Stresstest:Kein Zins ist schlecht, viel Zins aber auch

Am Main

Nicht nur die Commerzbank in Frankfurt, fast alle deutschen Banken klagen über die Niedrigzinsen.

(Foto: Frank Rumpenhorst/dpa)

Die Bankenaufseher warnen: Wenn die Zinsen abrupt steigen, könnten 68 deutsche Banken und Sparkassen Pleite gehen.

Von Meike Schreiber und Markus Zydra, Frankfurt

Die deutschen Banken haben mittlerweile eine gewisse Routine darin entwickelt, sich über die Niedrigzinspolitik der Europäischen Zentralbank (EZB) zu beklagen. Der Nullzins würde den Instituten die Geschäftsgrundlage entziehen, heißt es. Ihre Kritik paart sich mit dem Ärger vieler Bürger, deren Sparprodukte fast nichts mehr abwerfen. Doch was passiert eigentlich, wenn die Zinsen nun urplötzlich wieder steigen?

Den Bankenaufsehern ist das ein Horrorszenario, weil die Kreditinstitute dann quasi über Nacht höhere Zinsen bezahlen müssen für täglich fällige Spareinlagen - während sie gleichzeitig aus den langfristig vergebenen Krediten weiterhin magere Zinserträge erwirtschaften. Das kann ein Geldhaus in die Pleite treiben, so das Ergebnis eines Stresstests, den die deutschen Finanzaufsichtsbehörden auf Basis einer Umfrage bei Banken durchgeführt hat.

Die Finanzaufseher verlangen extra viel Kapital von Banken mit hohen Zinsrisiken

"Das Zinsänderungsrisiko ist der größte Stresstreiber, den wir derzeit haben", sagte Raimund Röseler, Bankenaufseher der Finanzaufsicht Bafin am Mittwoch auf einer Pressekonferenz von Bundesbank und Bafin. Die Finanzaufseher haben von April bis Juni 1555 Kreditinstitute in Deutschland zu ihrer Ertragskraft und Widerstandsfähigkeit befragt. Das entsprach zahlenmäßig 88 Prozent aller Institute, die nach Bilanzsumme 41 Prozent des deutschen Bankenmarktes repräsentieren. Der Rest entfällt auf die ganz großen Geldhäuser, die man bei der Übung ausgespart hat, weil diese Institute direkt von der EZB überwacht werden.

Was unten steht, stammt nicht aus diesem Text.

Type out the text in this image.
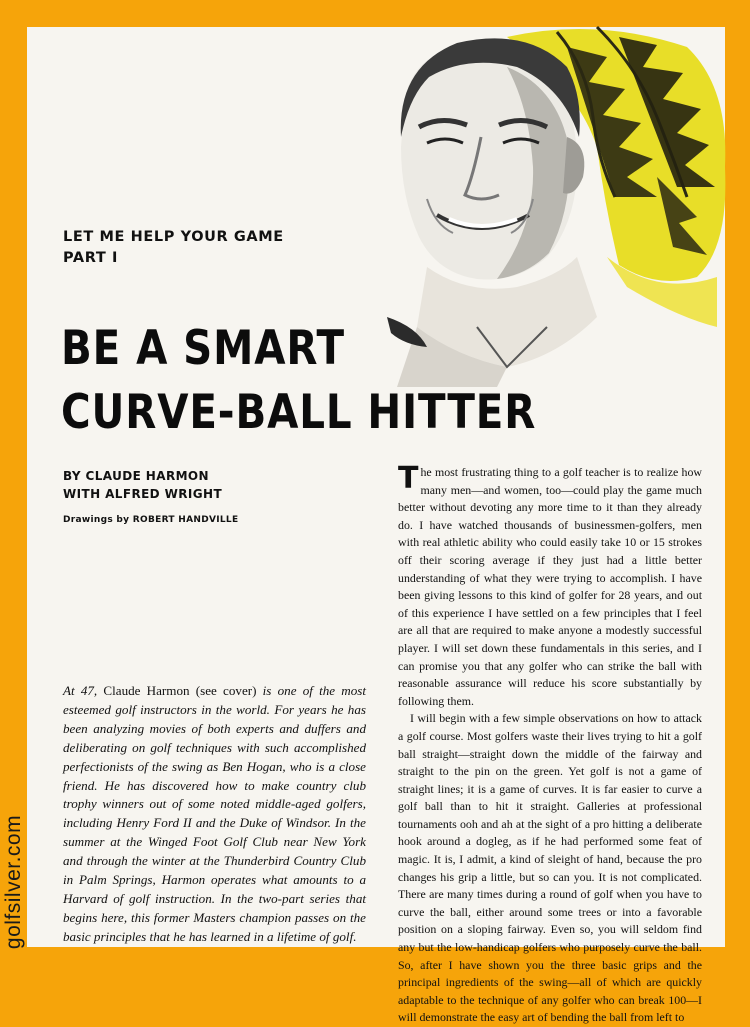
golfsilver.com
LET ME HELP YOUR GAME
PART I
BE A SMART
CURVE-BALL HITTER
BY CLAUDE HARMON
WITH ALFRED WRIGHT
Drawings by ROBERT HANDVILLE
At 47, Claude Harmon (see cover) is one of the most esteemed golf instructors in the world. For years he has been analyzing movies of both experts and duffers and deliberating on golf techniques with such accomplished perfectionists of the swing as Ben Hogan, who is a close friend. He has discovered how to make country club trophy winners out of some noted middle-aged golfers, including Henry Ford II and the Duke of Windsor. In the summer at the Winged Foot Golf Club near New York and through the winter at the Thunderbird Country Club in Palm Springs, Harmon operates what amounts to a Harvard of golf instruction. In the two-part series that begins here, this former Masters champion passes on the basic principles that he has learned in a lifetime of golf.

The most frustrating thing to a golf teacher is to realize how many men—and women, too—could play the game much better without devoting any more time to it than they already do. I have watched thousands of businessmen-golfers, men with real athletic ability who could easily take 10 or 15 strokes off their scoring average if they just had a little better understanding of what they were trying to accomplish. I have been giving lessons to this kind of golfer for 28 years, and out of this experience I have settled on a few principles that I feel are all that are required to make anyone a modestly successful player. I will set down these fundamentals in this series, and I can promise you that any golfer who can strike the ball with reasonable assurance will reduce his score substantially by following them.

I will begin with a few simple observations on how to attack a golf course. Most golfers waste their lives trying to hit a golf ball straight—straight down the middle of the fairway and straight to the pin on the green. Yet golf is not a game of straight lines; it is a game of curves. It is far easier to curve a golf ball than to hit it straight. Galleries at professional tournaments ooh and ah at the sight of a pro hitting a deliberate hook around a dogleg, as if he had performed some feat of magic. It is, I admit, a kind of sleight of hand, because the pro changes his grip a little, but so can you. It is not complicated. There are many times during a round of golf when you have to curve the ball, either around some trees or into a favorable position on a sloping fairway. Even so, you will seldom find any but the low-handicap golfers who purposely curve the ball. So, after I have shown you the three basic grips and the principal ingredients of the swing—all of which are quickly adaptable to the technique of any golfer who can break 100—I will demonstrate the easy art of bending the ball from left to
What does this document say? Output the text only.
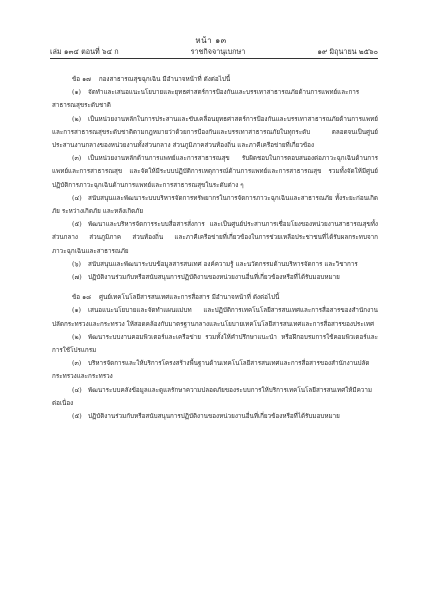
หน้า ๑๓
เล่ม ๑๓๔ ตอนที่ ๖๔ ก	ราชกิจจานุเบกษา	๑๙ มิถุนายน ๒๕๖๐

ข้อ ๑๗ กองสาธารณสุขฉุกเฉิน มีอำนาจหน้าที่ ดังต่อไปนี้

(๑) จัดทำและเสนอแนะนโยบายและยุทธศาสตร์การป้องกันและบรรเทาสาธารณภัยด้านการแพทย์และการสาธารณสุขระดับชาติ

(๒) เป็นหน่วยงานหลักในการประสานและขับเคลื่อนยุทธศาสตร์การป้องกันและบรรเทาสาธารณภัยด้านการแพทย์และการสาธารณสุขระดับชาติตามกฎหมายว่าด้วยการป้องกันและบรรเทาสาธารณภัยในทุกระดับ ตลอดจนเป็นศูนย์ประสานงานกลางของหน่วยงานทั้งส่วนกลาง ส่วนภูมิภาคส่วนท้องถิ่น และภาคีเครือข่ายที่เกี่ยวข้อง

(๓) เป็นหน่วยงานหลักด้านการแพทย์และการสาธารณสุข รับผิดชอบในการตอบสนองต่อภาวะฉุกเฉินด้านการแพทย์และการสาธารณสุข และจัดให้มีระบบปฏิบัติการเหตุการณ์ด้านการแพทย์และการสาธารณสุข รวมทั้งจัดให้มีศูนย์ปฏิบัติการภาวะฉุกเฉินด้านการแพทย์และการสาธารณสุขในระดับต่าง ๆ

(๔) สนับสนุนและพัฒนาระบบบริหารจัดการทรัพยากรในการจัดการภาวะฉุกเฉินและสาธารณภัย ทั้งระยะก่อนเกิดภัย ระหว่างเกิดภัย และหลังเกิดภัย

(๕) พัฒนาและบริหารจัดการระบบสื่อสารสั่งการ และเป็นศูนย์ประสานการเชื่อมโยงของหน่วยงานสาธารณสุขทั้งส่วนกลาง ส่วนภูมิภาค ส่วนท้องถิ่น และภาคีเครือข่ายที่เกี่ยวข้องในการช่วยเหลือประชาชนที่ได้รับผลกระทบจากภาวะฉุกเฉินและสาธารณภัย

(๖) สนับสนุนและพัฒนาระบบข้อมูลสารสนเทศ องค์ความรู้ และนวัตกรรมด้านบริหารจัดการ และวิชาการ

(๗) ปฏิบัติงานร่วมกับหรือสนับสนุนการปฏิบัติงานของหน่วยงานอื่นที่เกี่ยวข้องหรือที่ได้รับมอบหมาย

ข้อ ๑๘ ศูนย์เทคโนโลยีสารสนเทศและการสื่อสาร มีอำนาจหน้าที่ ดังต่อไปนี้

(๑) เสนอแนะนโยบายและจัดทำแผนแม่บท และปฏิบัติการเทคโนโลยีสารสนเทศและการสื่อสารของสำนักงานปลัดกระทรวงและกระทรวง ให้สอดคล้องกับมาตรฐานกลางและนโยบายเทคโนโลยีสารสนเทศและการสื่อสารของประเทศ

(๒) พัฒนาระบบงานคอมพิวเตอร์และเครือข่าย รวมทั้งให้คำปรึกษาแนะนำ หรือฝึกอบรมการใช้คอมพิวเตอร์และการใช้โปรแกรม

(๓) บริหารจัดการและให้บริการโครงสร้างพื้นฐานด้านเทคโนโลยีสารสนเทศและการสื่อสารของสำนักงานปลัดกระทรวงและกระทรวง

(๔) พัฒนาระบบคลังข้อมูลและดูแลรักษาความปลอดภัยของระบบการให้บริการเทคโนโลยีสารสนเทศให้มีความต่อเนื่อง

(๕) ปฏิบัติงานร่วมกับหรือสนับสนุนการปฏิบัติงานของหน่วยงานอื่นที่เกี่ยวข้องหรือที่ได้รับมอบหมาย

Die Aufseher unterzogen die Banken einem Stresstest. Dabei untersuchten sie, wie die Institute mit einem raschen Zinsanstieg von zwei Prozentpunkten zurechtkämen, mit den daraus resultierenden hohen Kreditausfällen und stark schwankenden Kursen an den Börsen. Dieses unwahrscheinliche, aber denkbare Szenario würden 68 Banken und Sparkassen (fünf Prozent der untersuchten Institute) nicht überleben, so das Ergebnis. Es sei denn sie könnten auf frisches Kapital von ihren Eignern zurückgreifen. Jede 20. Bank stünde also vor der Pleite.

Das lässt sich auch dadurch erklären, dass die deutschen Banken traditionell stark vom Zinsgeschäft abhängen, während sie eher geringe Gebühreneinnahmen haben. Zu Jahresanfang verlangten die Finanzaufseher daher zusätzliche Kapitalrücklagen von jenen Banken, die hohe Zinsänderungsrisiken haben. "Die gute Kapitalausstattung der meisten Institute hilft jetzt dabei, die Effekte aus dem Niedrigzinsumfeld abzufedern", sagte Röseler.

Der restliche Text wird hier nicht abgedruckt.